A: "Smart robots and/or their owners will have to pay sufficient taxes to prevent social revolutions. What remains to be done for humans? Freed from hard work, "Homo Ludens" (the playing man) will (as always) invent new ways of professionally interacting with other humans. Already today, most people (probably you too) are working in "luxury jobs" which unlike farming are not really necessary for the survival of our species. Machines are much faster than Usain Bolt, but he still can make hundreds of millions by defeating other humans on the race track. In South Korea, the most wired country, new jobs emerged, such as the professional video game player. Remarkably, countries with many robots per capita (Japan, Germany, Korea, Switzerland) have relatively low unemployment rates. My old statement from the 1980s is still valid: It’s easy to predict which jobs will disappear, but hard to predict which new jobs will be created. "

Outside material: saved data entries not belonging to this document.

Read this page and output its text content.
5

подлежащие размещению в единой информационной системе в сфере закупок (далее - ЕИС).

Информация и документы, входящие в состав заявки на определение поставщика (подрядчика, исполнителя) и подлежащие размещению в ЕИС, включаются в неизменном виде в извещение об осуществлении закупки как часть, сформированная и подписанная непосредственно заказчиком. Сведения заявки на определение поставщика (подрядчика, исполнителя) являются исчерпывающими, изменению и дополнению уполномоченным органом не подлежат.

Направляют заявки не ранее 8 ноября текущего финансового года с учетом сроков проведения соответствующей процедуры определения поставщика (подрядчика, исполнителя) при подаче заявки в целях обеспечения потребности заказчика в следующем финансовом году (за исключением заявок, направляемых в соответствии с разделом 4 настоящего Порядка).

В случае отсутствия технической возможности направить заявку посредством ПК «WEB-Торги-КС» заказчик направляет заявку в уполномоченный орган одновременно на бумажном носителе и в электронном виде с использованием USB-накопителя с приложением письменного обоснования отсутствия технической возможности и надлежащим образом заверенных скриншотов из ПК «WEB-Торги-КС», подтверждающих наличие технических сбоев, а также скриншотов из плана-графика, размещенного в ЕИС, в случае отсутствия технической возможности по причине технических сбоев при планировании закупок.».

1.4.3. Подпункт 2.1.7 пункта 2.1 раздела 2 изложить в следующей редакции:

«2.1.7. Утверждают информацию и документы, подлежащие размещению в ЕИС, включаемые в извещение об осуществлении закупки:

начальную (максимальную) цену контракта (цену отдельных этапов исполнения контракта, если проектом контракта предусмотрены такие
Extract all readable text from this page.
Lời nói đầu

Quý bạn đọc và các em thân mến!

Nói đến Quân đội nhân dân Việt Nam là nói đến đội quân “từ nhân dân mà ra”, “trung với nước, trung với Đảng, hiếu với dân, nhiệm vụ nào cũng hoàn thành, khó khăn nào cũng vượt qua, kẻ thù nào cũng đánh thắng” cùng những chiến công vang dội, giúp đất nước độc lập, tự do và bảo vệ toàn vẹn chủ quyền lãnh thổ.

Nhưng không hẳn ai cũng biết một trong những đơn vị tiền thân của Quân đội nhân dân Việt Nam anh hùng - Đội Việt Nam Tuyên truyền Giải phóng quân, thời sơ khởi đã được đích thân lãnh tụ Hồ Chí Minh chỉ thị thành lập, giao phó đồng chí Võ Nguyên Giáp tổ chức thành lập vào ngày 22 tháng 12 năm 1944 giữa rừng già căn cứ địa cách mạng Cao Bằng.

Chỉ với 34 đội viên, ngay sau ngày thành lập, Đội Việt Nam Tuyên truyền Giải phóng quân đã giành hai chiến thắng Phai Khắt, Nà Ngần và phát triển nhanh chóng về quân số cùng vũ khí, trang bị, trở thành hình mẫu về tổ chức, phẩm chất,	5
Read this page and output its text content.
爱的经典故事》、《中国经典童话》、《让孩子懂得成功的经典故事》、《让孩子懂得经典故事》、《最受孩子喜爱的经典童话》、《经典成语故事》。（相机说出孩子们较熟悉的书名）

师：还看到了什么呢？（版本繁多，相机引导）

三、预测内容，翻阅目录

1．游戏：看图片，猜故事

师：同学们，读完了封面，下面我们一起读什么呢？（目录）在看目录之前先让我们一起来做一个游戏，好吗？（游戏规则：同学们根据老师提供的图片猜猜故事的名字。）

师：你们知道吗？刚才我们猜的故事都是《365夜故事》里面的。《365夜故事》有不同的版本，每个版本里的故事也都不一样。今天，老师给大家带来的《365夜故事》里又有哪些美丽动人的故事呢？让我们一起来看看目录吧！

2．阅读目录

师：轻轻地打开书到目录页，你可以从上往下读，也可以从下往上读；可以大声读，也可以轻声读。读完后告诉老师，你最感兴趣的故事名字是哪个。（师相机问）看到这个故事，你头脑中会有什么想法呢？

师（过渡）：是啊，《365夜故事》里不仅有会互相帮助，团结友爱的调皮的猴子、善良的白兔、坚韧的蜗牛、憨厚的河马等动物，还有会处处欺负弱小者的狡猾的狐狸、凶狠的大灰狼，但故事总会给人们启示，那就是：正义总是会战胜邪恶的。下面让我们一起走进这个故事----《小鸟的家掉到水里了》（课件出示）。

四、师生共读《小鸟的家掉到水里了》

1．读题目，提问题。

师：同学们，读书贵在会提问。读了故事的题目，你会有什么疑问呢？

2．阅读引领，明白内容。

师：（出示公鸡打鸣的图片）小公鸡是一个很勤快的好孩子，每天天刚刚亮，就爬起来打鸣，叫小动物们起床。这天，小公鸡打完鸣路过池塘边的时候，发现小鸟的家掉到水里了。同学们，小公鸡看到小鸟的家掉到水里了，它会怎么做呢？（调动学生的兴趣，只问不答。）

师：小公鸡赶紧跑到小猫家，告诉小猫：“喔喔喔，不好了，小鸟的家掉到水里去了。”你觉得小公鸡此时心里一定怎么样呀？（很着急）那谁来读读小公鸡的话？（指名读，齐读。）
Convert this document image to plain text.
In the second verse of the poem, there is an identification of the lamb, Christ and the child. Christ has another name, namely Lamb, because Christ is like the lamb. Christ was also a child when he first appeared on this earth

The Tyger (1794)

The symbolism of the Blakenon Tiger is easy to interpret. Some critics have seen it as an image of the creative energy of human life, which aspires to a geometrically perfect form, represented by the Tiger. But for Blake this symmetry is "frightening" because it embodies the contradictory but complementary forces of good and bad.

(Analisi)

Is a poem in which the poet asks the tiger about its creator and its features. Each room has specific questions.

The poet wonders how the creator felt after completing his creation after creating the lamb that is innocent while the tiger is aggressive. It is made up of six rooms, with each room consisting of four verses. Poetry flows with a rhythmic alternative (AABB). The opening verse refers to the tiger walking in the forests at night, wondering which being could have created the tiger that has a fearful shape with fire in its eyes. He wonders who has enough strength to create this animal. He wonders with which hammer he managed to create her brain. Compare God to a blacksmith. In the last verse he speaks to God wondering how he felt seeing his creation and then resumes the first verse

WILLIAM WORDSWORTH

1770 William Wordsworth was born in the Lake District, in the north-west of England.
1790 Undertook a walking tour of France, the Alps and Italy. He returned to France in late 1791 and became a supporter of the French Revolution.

|Q:|| ||Shouldn't we be afraid of AIs?
A: "Many talk about AIs. Few build them. Prominent entrepreneurs, philosophers, physicists and others with not so much AI expertise have recently warned of the dangers of AI. I have tried to allay their fears, pointing out that there is immense commercial pressure to use artificial neural networks such as our LSTM to build friendly AIs that make their users healthier and happier. Nevertheless, one cannot deny that armies use clever robots, too. Here is my old trivial example from 1994 when Ernst Dickmanns had the first truly self-driving cars in highway traffic: similar machines can also be used by the military as self-driving land mine seekers.
We should be much more afraid, however, of half century-old tech in form of H-bomb rockets. A single H-bomb can have more destructive power than all conventional weapons (or all weapons of WW-II) combined. Many forgot that despite the dramatic nuclear disarmament since the 1980s, there are still enough H-bomb rockets to wipe out civilization within a few hours, without any AI. AI does not introduce a new quality of existential threat."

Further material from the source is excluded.